Can You Catch Giardia From Your Horse?

This is worth paying attention to. Giardia isn’t a single organism but a species complex divided into genetic groups called assemblages. Human infections come almost exclusively from assemblages A and B. Horses have been found carrying both of these assemblages. In a molecular study of horses in New York and Western Australia, 10 isolates were tested: three belonged to assemblage AI, one to AII, and six to assemblage B, all of which are the types associated with human infection.

That said, the picture isn’t straightforward. A separate study in Italy found that all 20 horse isolates belonged to assemblage E, a livestock-associated type not linked to human disease. So the zoonotic risk depends on which strain a particular horse carries, and that varies by region. The practical takeaway: treat horse giardia as potentially transmissible to people. Wash your hands after handling manure, and be especially careful if you’re immunocompromised.

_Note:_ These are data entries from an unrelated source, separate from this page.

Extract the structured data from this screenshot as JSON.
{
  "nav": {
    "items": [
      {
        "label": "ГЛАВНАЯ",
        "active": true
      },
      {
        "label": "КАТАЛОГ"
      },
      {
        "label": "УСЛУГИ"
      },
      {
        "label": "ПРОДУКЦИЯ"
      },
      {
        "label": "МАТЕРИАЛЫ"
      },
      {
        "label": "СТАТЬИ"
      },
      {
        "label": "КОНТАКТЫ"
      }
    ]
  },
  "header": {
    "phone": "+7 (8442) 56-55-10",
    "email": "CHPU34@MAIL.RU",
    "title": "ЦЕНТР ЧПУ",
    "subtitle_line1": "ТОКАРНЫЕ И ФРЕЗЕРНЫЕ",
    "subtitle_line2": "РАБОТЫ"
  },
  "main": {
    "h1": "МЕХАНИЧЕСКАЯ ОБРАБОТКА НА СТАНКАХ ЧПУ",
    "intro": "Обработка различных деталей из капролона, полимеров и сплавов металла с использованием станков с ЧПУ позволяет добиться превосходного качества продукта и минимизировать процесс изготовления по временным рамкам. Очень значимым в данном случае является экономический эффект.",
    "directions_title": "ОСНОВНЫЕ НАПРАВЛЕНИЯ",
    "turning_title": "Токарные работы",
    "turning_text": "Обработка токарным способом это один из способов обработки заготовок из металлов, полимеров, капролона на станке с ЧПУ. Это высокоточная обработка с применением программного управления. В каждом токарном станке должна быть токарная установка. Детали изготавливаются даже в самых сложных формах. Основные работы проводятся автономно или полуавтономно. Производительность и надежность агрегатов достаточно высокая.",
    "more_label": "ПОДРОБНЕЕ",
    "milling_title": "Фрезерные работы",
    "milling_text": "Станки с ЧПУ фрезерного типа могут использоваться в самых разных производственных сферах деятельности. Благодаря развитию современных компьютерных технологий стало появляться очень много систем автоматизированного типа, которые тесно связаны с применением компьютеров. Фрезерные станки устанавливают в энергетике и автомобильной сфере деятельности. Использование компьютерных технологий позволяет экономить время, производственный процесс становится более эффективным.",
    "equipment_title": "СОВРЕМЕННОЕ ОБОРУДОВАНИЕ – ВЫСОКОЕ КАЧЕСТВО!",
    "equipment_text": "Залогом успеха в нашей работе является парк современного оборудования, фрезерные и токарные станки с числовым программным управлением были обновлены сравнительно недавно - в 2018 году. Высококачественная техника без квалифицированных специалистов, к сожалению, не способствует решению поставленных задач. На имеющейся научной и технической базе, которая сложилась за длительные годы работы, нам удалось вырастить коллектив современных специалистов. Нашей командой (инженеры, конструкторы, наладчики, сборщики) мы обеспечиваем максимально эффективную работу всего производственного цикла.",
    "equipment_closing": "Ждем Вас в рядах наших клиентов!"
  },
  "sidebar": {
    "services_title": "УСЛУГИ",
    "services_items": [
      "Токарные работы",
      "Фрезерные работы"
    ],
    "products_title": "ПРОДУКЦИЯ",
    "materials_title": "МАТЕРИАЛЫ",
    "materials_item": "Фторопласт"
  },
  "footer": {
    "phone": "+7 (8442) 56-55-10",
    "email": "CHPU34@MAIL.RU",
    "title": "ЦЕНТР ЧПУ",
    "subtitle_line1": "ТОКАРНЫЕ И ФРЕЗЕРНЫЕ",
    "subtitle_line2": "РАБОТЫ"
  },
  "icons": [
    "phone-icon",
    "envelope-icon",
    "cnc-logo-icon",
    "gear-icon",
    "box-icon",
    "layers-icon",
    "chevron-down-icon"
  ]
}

Preventing Giardia on Your Farm

Good sanitation is the most effective defense. Giardia cysts can’t reproduce outside a host, so breaking the cycle between manure and mouth is the entire strategy.

  • Remove manure frequently. Clean stalls daily or every other day at minimum. In warm months, manure left in corrals or paddocks should be cleared at least every four to five days.
  • Compost properly. A functioning compost system reaches internal temperatures above 130°F, which destroys giardia cysts along with other parasite larvae. If composting isn’t immediately possible, covering the manure pile with a tarp reduces contamination spread.
  • Eliminate standing water. Stagnant puddles and poorly drained areas are ideal for cyst survival. Improve drainage in paddocks and around water troughs.
  • Keep feeding areas clean. Elevate hay feeders and grain bins off the ground to prevent fecal contamination. Remove wasted feed regularly.
  • Let areas dry out. After cleaning stalls or runs, allow surfaces to dry thoroughly. Desiccation kills giardia cysts more effectively than most disinfectants.

For farms with confirmed giardia cases, isolating symptomatic horses and testing new arrivals before mixing them into the herd reduces the chance of spreading infection across the property. Foals sharing space with adult horses that may be asymptomatic carriers deserve extra vigilance, since they’re the ones most likely to develop clinical disease.